Chemistry of organic matter colloids in Andepts and Vertisols of the Caribbean

Selwyn M. Griffith, Marla B. Holder, Seumas Munro


Comparison of the quantitative and structural chemistry of organic matter colloids and Andepts and Vertisols in the Caribbean has shown several differences. Extraction with 0.5N NaOH provided stable unaltered humic materials free from contaminants, but the relative ease of ash removal was greatest for Hydrandepts and least for Ca-Vertisols. The humic acid (HA) of Ca-Vertisols was low yielding, difficult to purify and similar in elemental composition to fulvic acid (FA). A greater proportion of the colloidal exchange complex of Ca-Vertisols was due to for FA, whereas in acid Vertisols the proportions of the colloidal exchange complex were equally shared between HA and FA. In Vertisols, organic colloids did not occupy as great a proportion of the total cation exchange capacity as in Andepts.

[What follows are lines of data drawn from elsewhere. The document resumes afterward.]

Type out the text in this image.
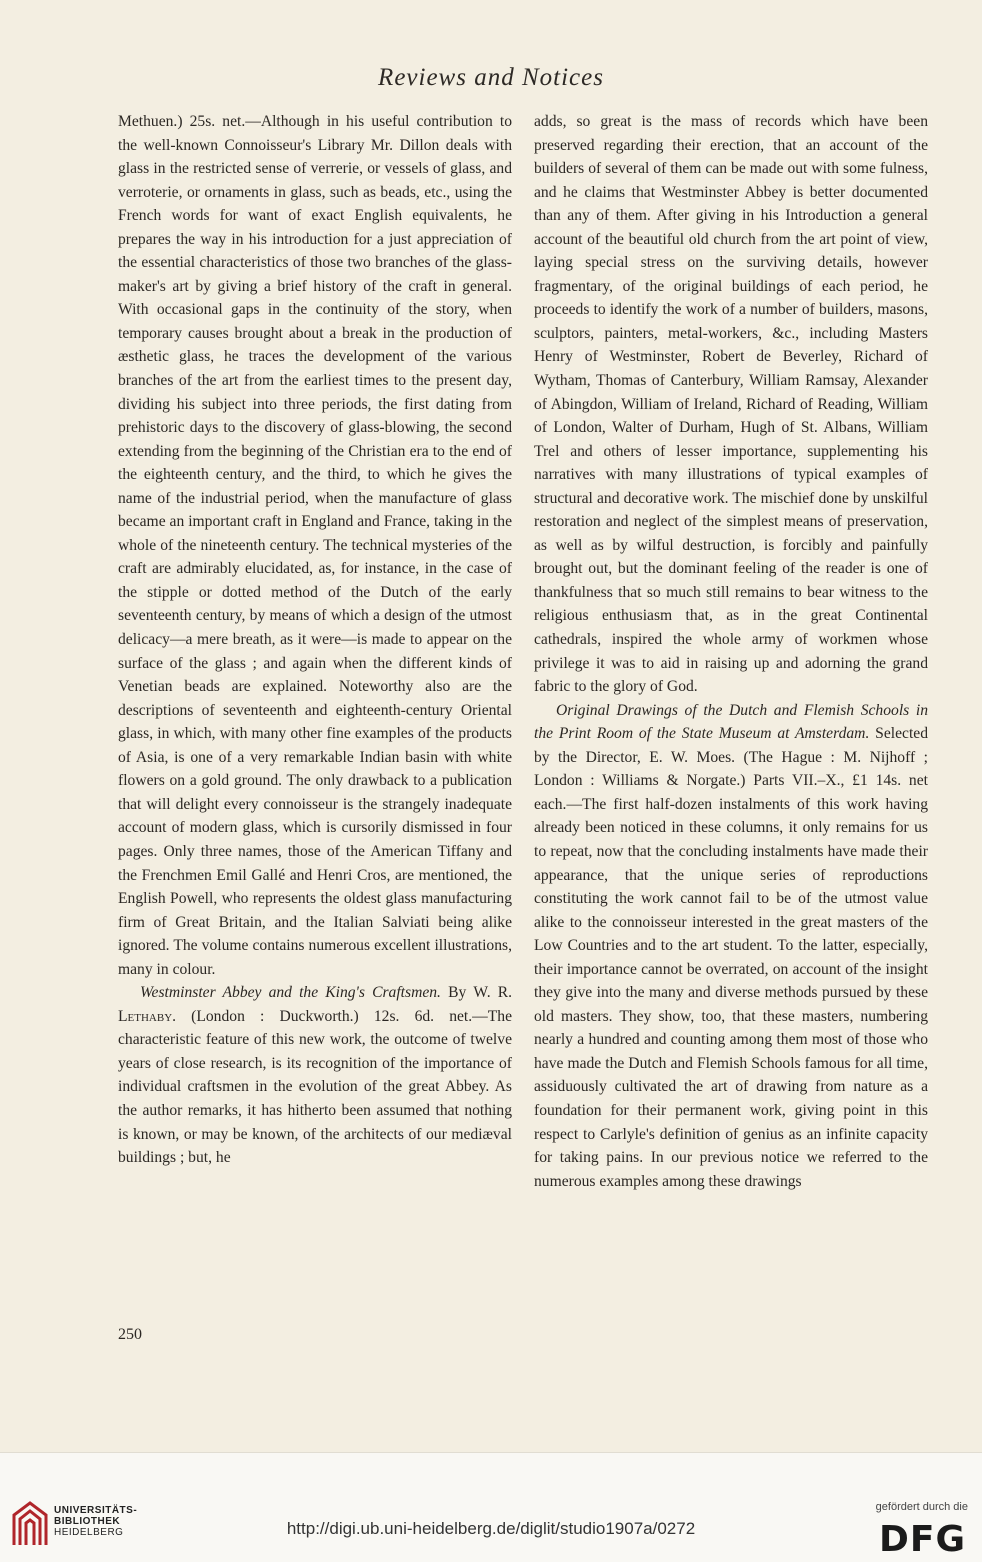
Reviews and Notices

Methuen.) 25s. net.—Although in his useful contribution to the well-known Connoisseur's Library Mr. Dillon deals with glass in the restricted sense of verrerie, or vessels of glass, and verroterie, or ornaments in glass, such as beads, etc., using the French words for want of exact English equivalents, he prepares the way in his introduction for a just appreciation of the essential characteristics of those two branches of the glass-maker's art by giving a brief history of the craft in general. With occasional gaps in the continuity of the story, when temporary causes brought about a break in the production of æsthetic glass, he traces the development of the various branches of the art from the earliest times to the present day, dividing his subject into three periods, the first dating from prehistoric days to the discovery of glass-blowing, the second extending from the beginning of the Christian era to the end of the eighteenth century, and the third, to which he gives the name of the industrial period, when the manufacture of glass became an important craft in England and France, taking in the whole of the nineteenth century. The technical mysteries of the craft are admirably elucidated, as, for instance, in the case of the stipple or dotted method of the Dutch of the early seventeenth century, by means of which a design of the utmost delicacy—a mere breath, as it were—is made to appear on the surface of the glass ; and again when the different kinds of Venetian beads are explained. Noteworthy also are the descriptions of seventeenth and eighteenth-century Oriental glass, in which, with many other fine examples of the products of Asia, is one of a very remarkable Indian basin with white flowers on a gold ground. The only drawback to a publication that will delight every connoisseur is the strangely inadequate account of modern glass, which is cursorily dismissed in four pages. Only three names, those of the American Tiffany and the Frenchmen Emil Gallé and Henri Cros, are mentioned, the English Powell, who represents the oldest glass manufacturing firm of Great Britain, and the Italian Salviati being alike ignored. The volume contains numerous excellent illustrations, many in colour.

Westminster Abbey and the King's Craftsmen. By W. R. Lethaby. (London : Duckworth.) 12s. 6d. net.—The characteristic feature of this new work, the outcome of twelve years of close research, is its recognition of the importance of individual craftsmen in the evolution of the great Abbey. As the author remarks, it has hitherto been assumed that nothing is known, or may be known, of the architects of our mediæval buildings ; but, he

adds, so great is the mass of records which have been preserved regarding their erection, that an account of the builders of several of them can be made out with some fulness, and he claims that Westminster Abbey is better documented than any of them. After giving in his Introduction a general account of the beautiful old church from the art point of view, laying special stress on the surviving details, however fragmentary, of the original buildings of each period, he proceeds to identify the work of a number of builders, masons, sculptors, painters, metal-workers, &c., including Masters Henry of Westminster, Robert de Beverley, Richard of Wytham, Thomas of Canterbury, William Ramsay, Alexander of Abingdon, William of Ireland, Richard of Reading, William of London, Walter of Durham, Hugh of St. Albans, William Trel and others of lesser importance, supplementing his narratives with many illustrations of typical examples of structural and decorative work. The mischief done by unskilful restoration and neglect of the simplest means of preservation, as well as by wilful destruction, is forcibly and painfully brought out, but the dominant feeling of the reader is one of thankfulness that so much still remains to bear witness to the religious enthusiasm that, as in the great Continental cathedrals, inspired the whole army of workmen whose privilege it was to aid in raising up and adorning the grand fabric to the glory of God.

Original Drawings of the Dutch and Flemish Schools in the Print Room of the State Museum at Amsterdam. Selected by the Director, E. W. Moes. (The Hague : M. Nijhoff ; London : Williams & Norgate.) Parts VII.–X., £1 14s. net each.—The first half-dozen instalments of this work having already been noticed in these columns, it only remains for us to repeat, now that the concluding instalments have made their appearance, that the unique series of reproductions constituting the work cannot fail to be of the utmost value alike to the connoisseur interested in the great masters of the Low Countries and to the art student. To the latter, especially, their importance cannot be overrated, on account of the insight they give into the many and diverse methods pursued by these old masters. They show, too, that these masters, numbering nearly a hundred and counting among them most of those who have made the Dutch and Flemish Schools famous for all time, assiduously cultivated the art of drawing from nature as a foundation for their permanent work, giving point in this respect to Carlyle's definition of genius as an infinite capacity for taking pains. In our previous notice we referred to the numerous examples among these drawings

250
UNIVERSITÄTS-
BIBLIOTHEK
HEIDELBERG	http://digi.ub.uni-heidelberg.de/diglit/studio1907a/0272
gefördert durch die
DFG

In HA, FA and the complexes, levels of N were relatively high, particularly in the Ca-Vertisols, as compared with the ‘model’ FA. Acid Vertisols formed less mobile FA complexes with Al and Fe than Ca-Vertisols and Andepts. Although the products of Oxidative degradation (phenolic acids, benzene carboxylic acid and aliphatic fatty acids) are typical of humic materials elsewhere, the morphology of FA complexes differed because of appreciable differences in the ratios of inorganics (Al:Fe) present. Infrared spectra showed similarities in bonding in the humic materials, but in FA complexes there were modifications to the functional groups (1230cm-1 shifted to 1100 cm-1 due to Ca2+ ions in Vertisols; Si-O valance and deformational bands in Andepts). Differential thermal analyses provided evidence for a greater presence of mineral clay particles in the FA complexes of Vertisols but a higher proportion of amorphous inorganics (Al, Fe, Si) in FA complexes of the Andepts.